As some of you know, when I'm not having fun here, I am a public defender who does criminal appeals. In a typical argument before an appellate court, I argue first, then the State argues, then I have the option of getting up for a few minutes to do what's called "rebuttal".
You kind of get the rhythm of it after you've done a dozen arguments, but for your first few the question of whether or not to stand up for rebuttal can be stressful.
But--when I was a baby attorney facing that dilemma--a few older attorneys I know gave me this bit of sage advice: "If you really need to stand up, you won't have to think about it." In other words, if you really need to make that final point, you're probably going to be mad enough that your butt leaves your chair of its own accord without your brain having to process it much.
I've thought about that a lot these past few months, as article after article that I read tells concerned progressives to be careful to avoid burnout. "Pick one issue and let the others go," the authors say.

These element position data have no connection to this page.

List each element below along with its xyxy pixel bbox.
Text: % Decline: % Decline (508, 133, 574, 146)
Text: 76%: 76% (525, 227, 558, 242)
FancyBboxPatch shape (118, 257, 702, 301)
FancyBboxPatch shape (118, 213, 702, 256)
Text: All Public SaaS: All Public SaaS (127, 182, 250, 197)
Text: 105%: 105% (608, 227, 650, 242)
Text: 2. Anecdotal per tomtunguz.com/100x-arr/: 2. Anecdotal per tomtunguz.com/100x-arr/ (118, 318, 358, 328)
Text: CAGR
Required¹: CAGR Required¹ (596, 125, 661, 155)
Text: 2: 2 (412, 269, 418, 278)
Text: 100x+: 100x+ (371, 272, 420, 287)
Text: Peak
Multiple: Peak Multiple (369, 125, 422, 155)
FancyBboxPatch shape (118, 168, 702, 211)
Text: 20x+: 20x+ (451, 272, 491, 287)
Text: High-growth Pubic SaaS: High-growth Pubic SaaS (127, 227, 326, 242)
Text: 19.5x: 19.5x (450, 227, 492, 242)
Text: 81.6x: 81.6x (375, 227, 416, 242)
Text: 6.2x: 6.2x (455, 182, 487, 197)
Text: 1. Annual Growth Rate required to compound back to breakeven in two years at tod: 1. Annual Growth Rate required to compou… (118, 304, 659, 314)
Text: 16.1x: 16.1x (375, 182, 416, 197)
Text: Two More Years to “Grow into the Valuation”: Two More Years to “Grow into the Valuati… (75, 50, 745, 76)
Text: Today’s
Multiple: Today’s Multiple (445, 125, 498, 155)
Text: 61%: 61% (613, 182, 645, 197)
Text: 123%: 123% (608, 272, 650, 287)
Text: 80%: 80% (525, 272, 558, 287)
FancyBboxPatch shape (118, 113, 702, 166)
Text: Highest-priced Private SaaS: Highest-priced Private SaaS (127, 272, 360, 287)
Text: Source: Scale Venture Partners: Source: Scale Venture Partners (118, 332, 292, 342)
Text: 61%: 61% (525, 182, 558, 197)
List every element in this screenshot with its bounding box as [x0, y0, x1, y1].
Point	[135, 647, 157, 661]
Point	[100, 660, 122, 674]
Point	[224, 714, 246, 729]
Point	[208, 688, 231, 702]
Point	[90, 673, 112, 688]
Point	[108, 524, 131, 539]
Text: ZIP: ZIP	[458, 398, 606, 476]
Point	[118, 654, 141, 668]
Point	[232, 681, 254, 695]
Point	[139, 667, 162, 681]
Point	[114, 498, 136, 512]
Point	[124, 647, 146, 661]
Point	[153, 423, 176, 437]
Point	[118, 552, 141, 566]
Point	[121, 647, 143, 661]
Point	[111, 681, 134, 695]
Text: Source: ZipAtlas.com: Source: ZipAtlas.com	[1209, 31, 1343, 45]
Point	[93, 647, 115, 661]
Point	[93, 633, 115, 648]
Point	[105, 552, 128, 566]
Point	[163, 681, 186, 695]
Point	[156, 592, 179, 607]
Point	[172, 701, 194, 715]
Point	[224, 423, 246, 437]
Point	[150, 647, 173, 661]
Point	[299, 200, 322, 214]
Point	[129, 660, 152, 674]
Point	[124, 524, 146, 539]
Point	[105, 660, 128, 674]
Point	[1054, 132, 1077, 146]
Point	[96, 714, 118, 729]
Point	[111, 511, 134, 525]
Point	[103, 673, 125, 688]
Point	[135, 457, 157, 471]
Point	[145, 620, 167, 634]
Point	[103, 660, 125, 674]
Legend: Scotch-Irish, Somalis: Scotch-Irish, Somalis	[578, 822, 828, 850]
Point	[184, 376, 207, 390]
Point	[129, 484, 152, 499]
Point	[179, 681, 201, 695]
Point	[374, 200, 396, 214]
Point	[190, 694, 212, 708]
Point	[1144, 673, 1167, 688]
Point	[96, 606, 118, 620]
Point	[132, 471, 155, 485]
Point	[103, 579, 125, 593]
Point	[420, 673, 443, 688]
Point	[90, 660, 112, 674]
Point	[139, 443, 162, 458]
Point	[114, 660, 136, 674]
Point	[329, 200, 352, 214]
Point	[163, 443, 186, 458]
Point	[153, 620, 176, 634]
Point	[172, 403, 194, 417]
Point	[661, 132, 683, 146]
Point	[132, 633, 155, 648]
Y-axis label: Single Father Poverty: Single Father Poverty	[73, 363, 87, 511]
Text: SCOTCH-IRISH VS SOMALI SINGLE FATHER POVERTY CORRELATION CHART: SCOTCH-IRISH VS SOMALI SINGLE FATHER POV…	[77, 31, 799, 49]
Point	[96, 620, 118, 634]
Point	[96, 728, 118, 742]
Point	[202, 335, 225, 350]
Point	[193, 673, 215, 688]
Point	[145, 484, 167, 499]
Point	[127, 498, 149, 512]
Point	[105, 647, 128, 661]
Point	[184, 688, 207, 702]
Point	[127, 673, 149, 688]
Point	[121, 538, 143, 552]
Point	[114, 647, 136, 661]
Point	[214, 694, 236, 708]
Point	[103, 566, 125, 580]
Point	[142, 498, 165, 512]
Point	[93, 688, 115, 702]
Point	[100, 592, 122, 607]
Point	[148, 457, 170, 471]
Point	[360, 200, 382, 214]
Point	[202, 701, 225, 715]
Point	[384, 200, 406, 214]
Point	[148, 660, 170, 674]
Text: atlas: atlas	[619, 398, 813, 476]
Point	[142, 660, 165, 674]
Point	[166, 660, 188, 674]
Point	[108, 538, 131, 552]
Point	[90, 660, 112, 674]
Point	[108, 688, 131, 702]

But how do you choose between the environment and women's rights? Between basic human dignity and health care?
Well, my conclusion is, if you really need to stand up, you won't have to think about it.
And the first thing that made me shoot out of my chair like a rocket was the travel ban.
The weekend that all happened, I was so mad that I couldn't sit still. I called all three of my representatives for several days in a row. I anxiously watched the news. I wanted to rush to the nearest airport and help, but the truth is that--even as an attorney--my skills aren't as helpful as one might think. If you happen to have already been convicted of a felony and need help then I'm your huckleberry, but immigration law is a separate beast. And without the use of my state-issued Westlaw password and other resources, it's not a beast I felt I could competently tackle at a moment's (or even a year's) notice.
So, instead, I resolved to help the attorneys who are the experts--the ACLU.
Accordingly, I emailed all of my knitter friends with an ask: HELP ME KNIT BUNNIES! As you can see, they came through most splendidly, and I am now quite pleased to offer our bunnies for sale. The bunnies are $20 each, and every single cent of that will be donated to the ACLU.
I'm happy to ship for out-of-towners ($5 ground or $8 for priority), or to personally deliver to all my friends in downtown Topeka or anywhere in Lawrence. I'm also happy to answer any other questions you have, either generally or about individual bunnies.
Not only will these wee rabbits look absolutely darling in your Easter and Spring baskets, but you'll be helping fight the good fight against cruel immigration policy and a host of other awesome things the ACLU does. Because EVERYBUNNY needs civil rights!